Чего, казалось бы, проще? Записать этот монолог, понравившийся и мне и Лурье, прибавить к нему еще несколько соображений общего характера, и получился бы неплохой манифест. Так нет же! Проклятая склонность к «измам», к наукоподобной абракадабре сразу дала знать о себе, как только мы сели за стол (действие происходило на квартире у Лурье), чтобы составить декларацию.[499]
Мало того: войдя в азарт, мы забыли, что отрицательные формулы еще не являются сами по себе программой. Особенно смешно это вышло у Якулова, который в качестве своего основного тезиса выдвинул «отрицание построения по конусу, как тригонометрической перспективы». Даже Гийом Аполлинер, перепечатавший наш манифест в «Mercure de France»,[500] не мог удержаться от иронического замечания по адресу слишком пылкого теоретика.
Декларацию мы выпустили на трех языках:[501] русском, французском и итальянском, так как полагали, что только с Италией и Францией стоит считаться, как с единственными странами авангардного искусства.
К разбору этого документа я еще вернусь в связи с лекцией, прочитанной мною на ту же тему и служившей вместе с тем ответом итальянским футуристам. Ибо блок с Якуловым ни в какой мере не знаменовал моего отхода от «Гилеи», участником которой я продолжал оставаться до августа четырнадцатого года. Этот блок свидетельствовал о другом: о процессе внутреннего роста и неизбежной дифференциации в стане будетлян — процессе, явно ускорившемся благодаря приезду в Россию Филиппо Томмазо Маринетти.
ГЛАВА СЕДЬМАЯ
Мы и Запад
IВ конце января Кульбин, поддерживавший постоянную переписку с заграницей, сообщил мне, что в Россию едет Маринетти.[502] Он посетит Москву, потом Петербург: так уж условлено им с Тастевеном, который в качестве генерального делегата парижского общества «Les Grandes Conferences»[503] устраивал его лекции в обеих столицах.
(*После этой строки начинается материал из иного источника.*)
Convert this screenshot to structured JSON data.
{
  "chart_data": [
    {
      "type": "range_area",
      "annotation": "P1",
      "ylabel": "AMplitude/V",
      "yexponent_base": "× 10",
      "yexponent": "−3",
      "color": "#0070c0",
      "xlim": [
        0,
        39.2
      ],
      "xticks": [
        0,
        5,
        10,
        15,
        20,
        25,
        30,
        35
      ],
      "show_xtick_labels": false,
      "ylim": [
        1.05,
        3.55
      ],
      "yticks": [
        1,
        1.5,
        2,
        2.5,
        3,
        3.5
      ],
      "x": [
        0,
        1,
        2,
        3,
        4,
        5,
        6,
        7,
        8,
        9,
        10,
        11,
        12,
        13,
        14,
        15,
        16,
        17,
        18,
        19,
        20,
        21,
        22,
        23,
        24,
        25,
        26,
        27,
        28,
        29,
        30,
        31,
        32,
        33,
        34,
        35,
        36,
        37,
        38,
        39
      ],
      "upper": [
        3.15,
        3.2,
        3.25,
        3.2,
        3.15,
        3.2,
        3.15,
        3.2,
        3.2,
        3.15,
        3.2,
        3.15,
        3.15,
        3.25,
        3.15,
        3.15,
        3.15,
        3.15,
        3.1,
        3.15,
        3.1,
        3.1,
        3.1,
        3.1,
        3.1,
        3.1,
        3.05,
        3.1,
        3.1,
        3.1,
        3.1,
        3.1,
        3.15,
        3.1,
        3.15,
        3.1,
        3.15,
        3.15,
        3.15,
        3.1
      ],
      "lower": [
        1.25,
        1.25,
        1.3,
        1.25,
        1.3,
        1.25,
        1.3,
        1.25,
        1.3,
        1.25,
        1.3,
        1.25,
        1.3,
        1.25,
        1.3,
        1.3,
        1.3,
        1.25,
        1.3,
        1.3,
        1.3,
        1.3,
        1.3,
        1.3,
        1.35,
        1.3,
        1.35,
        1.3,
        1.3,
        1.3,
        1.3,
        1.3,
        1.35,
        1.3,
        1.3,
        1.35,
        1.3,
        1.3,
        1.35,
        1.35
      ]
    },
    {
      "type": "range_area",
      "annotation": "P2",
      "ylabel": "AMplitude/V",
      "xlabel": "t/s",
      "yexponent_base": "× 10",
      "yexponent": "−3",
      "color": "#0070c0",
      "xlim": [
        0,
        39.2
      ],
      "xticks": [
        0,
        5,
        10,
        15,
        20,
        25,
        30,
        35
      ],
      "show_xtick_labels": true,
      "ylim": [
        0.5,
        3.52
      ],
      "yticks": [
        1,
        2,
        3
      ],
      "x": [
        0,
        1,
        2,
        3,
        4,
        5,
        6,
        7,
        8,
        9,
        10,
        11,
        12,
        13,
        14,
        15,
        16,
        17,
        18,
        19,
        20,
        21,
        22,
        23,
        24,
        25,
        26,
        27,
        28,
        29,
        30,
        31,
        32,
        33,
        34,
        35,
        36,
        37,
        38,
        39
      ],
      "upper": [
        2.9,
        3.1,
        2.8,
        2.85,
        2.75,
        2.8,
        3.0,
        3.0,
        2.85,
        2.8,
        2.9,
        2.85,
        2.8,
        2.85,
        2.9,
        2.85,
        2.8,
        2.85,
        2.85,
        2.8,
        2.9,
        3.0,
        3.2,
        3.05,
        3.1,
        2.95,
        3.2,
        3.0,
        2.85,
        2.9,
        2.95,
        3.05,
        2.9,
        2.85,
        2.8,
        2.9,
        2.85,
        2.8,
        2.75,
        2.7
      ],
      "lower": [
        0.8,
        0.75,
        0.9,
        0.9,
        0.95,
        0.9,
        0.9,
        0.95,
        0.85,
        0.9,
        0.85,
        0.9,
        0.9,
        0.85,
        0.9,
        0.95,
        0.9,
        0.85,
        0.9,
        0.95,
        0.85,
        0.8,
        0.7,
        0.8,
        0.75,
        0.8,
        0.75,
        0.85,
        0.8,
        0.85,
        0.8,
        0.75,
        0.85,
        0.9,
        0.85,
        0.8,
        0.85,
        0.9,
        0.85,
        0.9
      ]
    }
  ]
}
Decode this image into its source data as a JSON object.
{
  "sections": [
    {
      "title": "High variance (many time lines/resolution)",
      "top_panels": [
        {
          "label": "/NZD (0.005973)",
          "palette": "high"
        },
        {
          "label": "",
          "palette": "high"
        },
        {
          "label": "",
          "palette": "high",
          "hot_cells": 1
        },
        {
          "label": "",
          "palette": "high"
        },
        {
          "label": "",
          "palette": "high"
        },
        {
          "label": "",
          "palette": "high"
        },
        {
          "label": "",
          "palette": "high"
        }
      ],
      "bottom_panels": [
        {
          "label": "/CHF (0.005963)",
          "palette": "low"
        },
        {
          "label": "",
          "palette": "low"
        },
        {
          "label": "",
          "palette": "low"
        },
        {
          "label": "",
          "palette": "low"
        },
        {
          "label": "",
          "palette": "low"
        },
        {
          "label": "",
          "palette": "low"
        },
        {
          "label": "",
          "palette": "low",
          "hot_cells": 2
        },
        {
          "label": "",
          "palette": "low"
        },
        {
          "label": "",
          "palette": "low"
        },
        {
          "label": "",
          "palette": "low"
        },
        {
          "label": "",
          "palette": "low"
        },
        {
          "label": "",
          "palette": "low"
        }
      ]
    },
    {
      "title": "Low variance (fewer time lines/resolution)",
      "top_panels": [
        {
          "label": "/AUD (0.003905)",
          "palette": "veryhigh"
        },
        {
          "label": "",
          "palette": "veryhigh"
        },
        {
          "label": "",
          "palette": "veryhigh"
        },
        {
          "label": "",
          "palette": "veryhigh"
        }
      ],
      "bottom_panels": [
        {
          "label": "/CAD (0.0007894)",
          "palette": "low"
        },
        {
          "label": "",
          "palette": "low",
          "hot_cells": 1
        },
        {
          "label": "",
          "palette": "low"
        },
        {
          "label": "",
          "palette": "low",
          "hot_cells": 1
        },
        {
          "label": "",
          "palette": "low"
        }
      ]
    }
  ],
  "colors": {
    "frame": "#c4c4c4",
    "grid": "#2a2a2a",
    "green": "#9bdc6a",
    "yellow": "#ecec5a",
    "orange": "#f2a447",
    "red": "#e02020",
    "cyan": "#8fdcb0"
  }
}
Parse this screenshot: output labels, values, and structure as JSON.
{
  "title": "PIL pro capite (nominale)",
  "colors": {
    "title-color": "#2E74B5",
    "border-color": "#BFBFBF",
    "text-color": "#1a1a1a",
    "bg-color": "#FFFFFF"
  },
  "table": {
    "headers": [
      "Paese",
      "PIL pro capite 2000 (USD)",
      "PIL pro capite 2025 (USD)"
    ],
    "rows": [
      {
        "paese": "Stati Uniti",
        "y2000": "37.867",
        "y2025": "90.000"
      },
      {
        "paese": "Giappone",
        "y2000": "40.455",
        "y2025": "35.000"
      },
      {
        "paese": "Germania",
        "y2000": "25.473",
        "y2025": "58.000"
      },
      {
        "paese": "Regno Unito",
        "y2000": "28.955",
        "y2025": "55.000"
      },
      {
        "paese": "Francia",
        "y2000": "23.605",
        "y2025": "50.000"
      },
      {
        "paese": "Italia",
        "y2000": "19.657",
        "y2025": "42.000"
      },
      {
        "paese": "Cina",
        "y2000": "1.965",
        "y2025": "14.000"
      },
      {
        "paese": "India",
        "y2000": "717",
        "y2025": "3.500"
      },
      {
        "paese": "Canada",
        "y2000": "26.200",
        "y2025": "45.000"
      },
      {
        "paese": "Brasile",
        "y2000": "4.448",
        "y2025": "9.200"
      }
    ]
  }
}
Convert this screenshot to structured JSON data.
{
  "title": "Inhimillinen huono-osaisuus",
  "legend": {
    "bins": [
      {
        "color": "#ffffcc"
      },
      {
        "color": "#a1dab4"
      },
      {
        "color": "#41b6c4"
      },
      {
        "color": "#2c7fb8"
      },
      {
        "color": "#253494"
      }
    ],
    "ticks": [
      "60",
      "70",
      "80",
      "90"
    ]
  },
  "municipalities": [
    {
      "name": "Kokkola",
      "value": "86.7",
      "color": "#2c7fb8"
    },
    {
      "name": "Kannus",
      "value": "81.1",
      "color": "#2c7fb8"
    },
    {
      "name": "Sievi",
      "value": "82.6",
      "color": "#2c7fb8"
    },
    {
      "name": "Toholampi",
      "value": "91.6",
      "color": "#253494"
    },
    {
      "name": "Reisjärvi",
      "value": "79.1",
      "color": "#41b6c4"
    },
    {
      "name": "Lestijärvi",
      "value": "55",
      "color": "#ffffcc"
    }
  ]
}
В Москве в это время из футуристов не было никого: Давид Бурлюк, Каменский и Маяковский гастролировали на юге. Это было то знаменитое турне, в котором принял участие Северянин и которое закончилось его ссорой с Маяковским.[504]
Дня за три до приезда Маринетти в одной из московских газет появилось интервью с Ларионовым: вождь лучизма утверждал, что вождя футуризма следует забросать тухлыми яйцами, так как он изменил им самим провозглашенным принципам.[505]
На защиту гостя встали Малевич, поспешивший отмежеваться от воинственных намерений Ларионова, и Шершеневич, ухватившийся за злосчастную репортерскую заметку, чтобы обрушиться целым потоком писем в редакцию.[506] Он же в роли единственного представителя русского футуризма встречал Маринетти на вокзале, ибо ни Тастевен, ни Алексей Толстой,[507] о котором устроители всяких торжеств уже и тогда вспоминали в трагические минуты, никак не могли сойти за будетлян.
Обо всем этом мы, петербуржцы, узнали из московских газет, не преминувших поднять очередную шумиху вокруг приезда Маринетти. Особенное внимание ему уделяла суворинская «Новь»,[508] ежедневно помещавшая интервью, портреты, статьи, подробные отчеты о лекциях.